Division of Biological Sciences, Section of Cell and Developmental Biology, University of California San Diego, 9500 Gilman Drive, La Jolla, CA 92093, USA.
Cell Biology Program, Memorial Sloan-Kettering Cancer Center, New York, NY 10065, USA; BCMB Allied Program, Weill Cornell Medical College, New York, NY 10065, USA.
Cell Rep. 2016 Feb 23;14(7):1581-1589. doi: 10.1016/j.celrep.2016.01.055. Epub 2016 Feb 11.

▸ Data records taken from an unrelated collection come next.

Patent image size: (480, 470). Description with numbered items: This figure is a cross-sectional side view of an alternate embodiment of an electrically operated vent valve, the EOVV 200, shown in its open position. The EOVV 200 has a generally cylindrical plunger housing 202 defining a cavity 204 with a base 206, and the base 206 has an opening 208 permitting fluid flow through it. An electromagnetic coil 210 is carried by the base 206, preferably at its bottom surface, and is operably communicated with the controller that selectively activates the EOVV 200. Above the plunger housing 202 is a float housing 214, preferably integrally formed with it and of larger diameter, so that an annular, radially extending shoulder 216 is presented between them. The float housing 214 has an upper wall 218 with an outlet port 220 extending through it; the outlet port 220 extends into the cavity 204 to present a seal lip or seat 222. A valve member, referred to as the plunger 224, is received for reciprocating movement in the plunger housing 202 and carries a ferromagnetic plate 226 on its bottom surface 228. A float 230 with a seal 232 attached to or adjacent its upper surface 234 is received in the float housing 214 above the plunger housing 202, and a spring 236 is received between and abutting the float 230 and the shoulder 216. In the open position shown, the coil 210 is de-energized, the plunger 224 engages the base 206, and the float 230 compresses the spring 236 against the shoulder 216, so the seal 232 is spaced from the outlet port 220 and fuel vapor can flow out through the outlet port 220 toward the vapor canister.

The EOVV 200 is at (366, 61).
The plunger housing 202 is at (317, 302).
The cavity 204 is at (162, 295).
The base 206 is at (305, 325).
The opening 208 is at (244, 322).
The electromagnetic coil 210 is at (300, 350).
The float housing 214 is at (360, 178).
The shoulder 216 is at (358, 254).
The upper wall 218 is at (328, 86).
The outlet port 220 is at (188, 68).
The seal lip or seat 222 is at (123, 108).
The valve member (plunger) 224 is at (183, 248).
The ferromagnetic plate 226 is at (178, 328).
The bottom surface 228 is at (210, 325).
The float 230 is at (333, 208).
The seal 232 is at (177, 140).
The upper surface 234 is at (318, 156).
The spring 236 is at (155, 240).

Pathogens attack host cells by deploying toxins that perturb core host processes. Recent findings from the nematode C. elegans and other metazoans indicate that surveillance or "effector-triggered" pathways monitor functioning of these core processes and mount protective responses when they are perturbed. Despite a growing number of examples of surveillance immunity, the signaling components remain poorly defined. Here, we show that CEBP-2, the C. elegans ortholog of mammalian CCAAT-enhancer-binding protein gamma, is a key player in surveillance immunity. We show that CEBP-2 acts together with the bZIP transcription factor ZIP-2 in the protective response to translational block by P. aeruginosa Exotoxin A as well as perturbations of other processes. CEBP-2 serves to limit pathogen burden, promote survival upon P. aeruginosa infection, and also promote survival upon Exotoxin A exposure. These findings may have broad implications for the mechanisms by which animals sense pathogenic attack and mount protective responses.
病原体通过部署扰乱宿主核心进程的毒素来攻击宿主细胞。最近在秀丽隐杆线虫和其他后生动物中的发现表明,监视或“效应子触发”途径监测这些核心过程的功能,并在受到干扰时启动保护反应。尽管监视免疫的例子越来越多,但信号成分仍未得到很好的定义。在这里,我们表明,CEBP-2 是哺乳动物 CCAAT 增强子结合蛋白 γ 的秀丽隐杆线虫同源物,是监视免疫中的关键参与者。我们表明,CEBP-2 与 bZIP 转录因子 ZIP-2 一起作用,在对铜绿假单胞菌外毒素 A 引起的翻译阻断以及其他过程的干扰产生保护反应。CEBP-2 可限制病原体负担,促进铜绿假单胞菌感染后的存活,并促进外毒素 A 暴露后的存活。这些发现可能对动物感知致病攻击和启动保护反应的机制具有广泛的意义。